E allora lui l’abbracciò, per la prima volta dopo tanto tempo.

«Perdonami… Mi sono comportato da idiota. Non ti ho apprezzata… E abbiamo Marusya…»

Il cuore di Katya riprese a battere veloce, come quando aveva sedici anni.

«Tornerò,» sussurrò prima di entrare nella sala partenze con Marusya. «Ci vediamo presto.»

«Ti aspetterò,» gridò Edik. «Per favore, torna!»

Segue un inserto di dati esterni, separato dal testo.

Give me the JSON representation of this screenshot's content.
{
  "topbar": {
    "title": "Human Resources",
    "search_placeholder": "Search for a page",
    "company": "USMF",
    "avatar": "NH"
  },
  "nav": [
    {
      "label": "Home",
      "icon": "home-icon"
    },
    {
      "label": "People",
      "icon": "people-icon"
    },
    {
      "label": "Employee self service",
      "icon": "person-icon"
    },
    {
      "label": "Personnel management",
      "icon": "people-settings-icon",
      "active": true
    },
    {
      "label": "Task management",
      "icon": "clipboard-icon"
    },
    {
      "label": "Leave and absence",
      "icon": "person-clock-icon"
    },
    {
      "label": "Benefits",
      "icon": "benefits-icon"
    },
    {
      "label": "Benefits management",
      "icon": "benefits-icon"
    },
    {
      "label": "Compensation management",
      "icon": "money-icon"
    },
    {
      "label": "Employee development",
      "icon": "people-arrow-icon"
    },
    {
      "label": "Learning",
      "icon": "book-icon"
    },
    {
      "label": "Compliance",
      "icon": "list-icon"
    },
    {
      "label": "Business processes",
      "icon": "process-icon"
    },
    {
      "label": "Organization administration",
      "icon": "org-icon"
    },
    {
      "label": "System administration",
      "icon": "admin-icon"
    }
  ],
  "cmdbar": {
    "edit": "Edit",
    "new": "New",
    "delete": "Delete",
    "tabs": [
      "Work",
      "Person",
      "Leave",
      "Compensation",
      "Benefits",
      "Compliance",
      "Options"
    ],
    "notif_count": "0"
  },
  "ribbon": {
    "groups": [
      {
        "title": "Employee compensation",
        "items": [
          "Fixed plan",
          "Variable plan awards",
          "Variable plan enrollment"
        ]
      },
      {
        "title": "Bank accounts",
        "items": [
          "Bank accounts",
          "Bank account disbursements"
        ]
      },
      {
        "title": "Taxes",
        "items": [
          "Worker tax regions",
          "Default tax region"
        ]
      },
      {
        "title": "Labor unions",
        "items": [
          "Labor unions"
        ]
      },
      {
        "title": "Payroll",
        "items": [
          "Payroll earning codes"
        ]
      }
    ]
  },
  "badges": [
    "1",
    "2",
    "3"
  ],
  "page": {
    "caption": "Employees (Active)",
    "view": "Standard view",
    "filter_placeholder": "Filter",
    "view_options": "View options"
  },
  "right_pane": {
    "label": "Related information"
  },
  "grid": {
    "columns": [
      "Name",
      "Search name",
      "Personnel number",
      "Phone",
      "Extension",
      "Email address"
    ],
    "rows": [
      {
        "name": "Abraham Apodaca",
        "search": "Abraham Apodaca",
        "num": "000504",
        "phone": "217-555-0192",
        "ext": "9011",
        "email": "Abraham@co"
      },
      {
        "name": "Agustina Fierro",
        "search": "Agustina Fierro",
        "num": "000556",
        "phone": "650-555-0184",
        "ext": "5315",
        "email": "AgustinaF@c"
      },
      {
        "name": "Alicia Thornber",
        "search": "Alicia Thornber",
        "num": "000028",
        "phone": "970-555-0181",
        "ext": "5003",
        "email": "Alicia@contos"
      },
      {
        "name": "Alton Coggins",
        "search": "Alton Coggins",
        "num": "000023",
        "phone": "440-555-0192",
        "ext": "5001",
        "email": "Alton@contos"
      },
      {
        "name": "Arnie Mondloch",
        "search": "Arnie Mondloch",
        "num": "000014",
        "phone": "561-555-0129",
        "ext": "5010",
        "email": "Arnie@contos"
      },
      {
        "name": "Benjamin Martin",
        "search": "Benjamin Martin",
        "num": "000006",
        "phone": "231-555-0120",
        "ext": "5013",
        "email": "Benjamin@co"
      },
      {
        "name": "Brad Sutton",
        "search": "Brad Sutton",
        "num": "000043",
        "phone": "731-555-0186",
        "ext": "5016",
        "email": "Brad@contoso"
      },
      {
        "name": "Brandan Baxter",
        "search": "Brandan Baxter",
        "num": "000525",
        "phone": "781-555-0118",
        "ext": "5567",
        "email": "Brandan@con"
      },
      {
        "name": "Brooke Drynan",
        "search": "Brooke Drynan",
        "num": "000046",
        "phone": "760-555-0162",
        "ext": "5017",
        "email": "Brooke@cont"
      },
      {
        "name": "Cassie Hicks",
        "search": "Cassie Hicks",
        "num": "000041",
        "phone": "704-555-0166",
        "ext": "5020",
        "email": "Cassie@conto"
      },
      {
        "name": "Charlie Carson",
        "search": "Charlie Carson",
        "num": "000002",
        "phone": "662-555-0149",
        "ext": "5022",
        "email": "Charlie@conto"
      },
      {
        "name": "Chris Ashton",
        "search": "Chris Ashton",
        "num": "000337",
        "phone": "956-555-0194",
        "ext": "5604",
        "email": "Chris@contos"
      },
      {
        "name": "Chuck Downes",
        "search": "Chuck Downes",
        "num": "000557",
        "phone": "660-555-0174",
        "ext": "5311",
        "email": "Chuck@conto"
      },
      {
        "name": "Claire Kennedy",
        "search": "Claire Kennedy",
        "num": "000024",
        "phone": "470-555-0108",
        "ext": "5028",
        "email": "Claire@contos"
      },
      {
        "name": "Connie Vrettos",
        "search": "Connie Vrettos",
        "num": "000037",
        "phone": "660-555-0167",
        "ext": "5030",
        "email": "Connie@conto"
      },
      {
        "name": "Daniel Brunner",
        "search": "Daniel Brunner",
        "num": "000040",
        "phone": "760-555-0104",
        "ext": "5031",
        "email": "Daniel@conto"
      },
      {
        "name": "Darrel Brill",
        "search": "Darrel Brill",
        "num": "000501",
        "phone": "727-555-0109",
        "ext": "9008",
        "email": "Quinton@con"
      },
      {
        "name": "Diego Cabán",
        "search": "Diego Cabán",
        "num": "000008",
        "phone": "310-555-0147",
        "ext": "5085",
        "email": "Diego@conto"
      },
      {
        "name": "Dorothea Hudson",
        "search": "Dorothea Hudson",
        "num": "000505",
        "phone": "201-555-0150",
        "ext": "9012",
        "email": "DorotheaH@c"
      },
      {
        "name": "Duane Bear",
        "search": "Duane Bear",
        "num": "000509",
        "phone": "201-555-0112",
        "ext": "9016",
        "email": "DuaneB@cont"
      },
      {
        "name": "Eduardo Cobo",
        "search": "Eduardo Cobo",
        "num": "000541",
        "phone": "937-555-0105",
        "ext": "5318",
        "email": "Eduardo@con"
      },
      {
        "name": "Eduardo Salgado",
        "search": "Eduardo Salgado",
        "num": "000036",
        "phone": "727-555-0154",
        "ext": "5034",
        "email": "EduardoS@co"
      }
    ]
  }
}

Katya si voltò, il cuore stretto al pensiero della separazione imminente. Lottò contro se stessa per non tornare indietro e restare. Salì sull’aereo, mise Marusya al finestrino.

«È finita, ormai è troppo tardi. Nessuna via di ritorno,» si ripeté mentre il motore si avviava e l’aereo cominciava lentamente a muoversi.

Ma dopo circa trenta minuti un annuncio interruppe i suoi piani:

«Volo cancellato per motivi tecnici. I passeggeri sono pregati di recarsi al terminal per riprenotare sul volo successivo, in partenza tra un’ora.»

Recuperati i bagagli, Katya depositò la valigia in deposito… e cambiò il biglietto per domani.

Il suo cuore anelava di tornare. Non riusciva a togliersi dalla mente lo sguardo triste di Edik mentre se ne andava. Forse era davvero cambiato? Forse provava qualcosa?

Portò Marusya da sua madre; suo padre restava al dacia. Tornò a casa da sola. Voleva vedere i suoi occhi quando avesse capito che era tornata. Voleva sentire quel momento.

Se solo fosse stato in casa…

Katya aprì la porta e capì — Edik era a casa.
Solo la luce filtrava dalla camera da letto, una soffusa musica di sassofono riempiva l’aria.

Non si tolse neppure le scarpe. Il cuore le batteva all’impazzata. Di nuovo gelosia. Ancora dolore.

Entrando nella camera, si aspettava di tutto. Ma non questo.

«Non può essere…» sussurrò, pietrificata.

Non vide suo marito. Ma gli occhi di uno sconosciuto, congedati con scherno dal letto — quelli li ricordò per sempre.

Era lui — proprio colui che Edik chiamava «tesoro». Non una donna. Non un’amante. Un uomo.

E Katya capì all’istante: lui non l’aveva mai amata. Non avrebbe mai potuto. E lei… si era aggrappata troppo a un’illusione che finalmente e irrimediabilmente era crollata.

Il giorno dopo Katya volò a San Pietroburgo. Senza voltarsi. Senza rimpianti.

Lì iniziò una nuova vita. Presto solo Marusya le ricordò il passato. Quanti anni aveva amato follemente un uomo che non avrebbe mai potuto ricambiarla.

A volte si chiedeva: come aveva potuto sbagliarsi così tanto? Come aveva potuto donare così tanti anni della sua vita a un uomo che le era estraneo nell’anima?

Non c’era risposta. Solo la consapevolezza che talvolta l’amore è solo un inganno verso se stessi. E l’unica via d’uscita è ricominciare.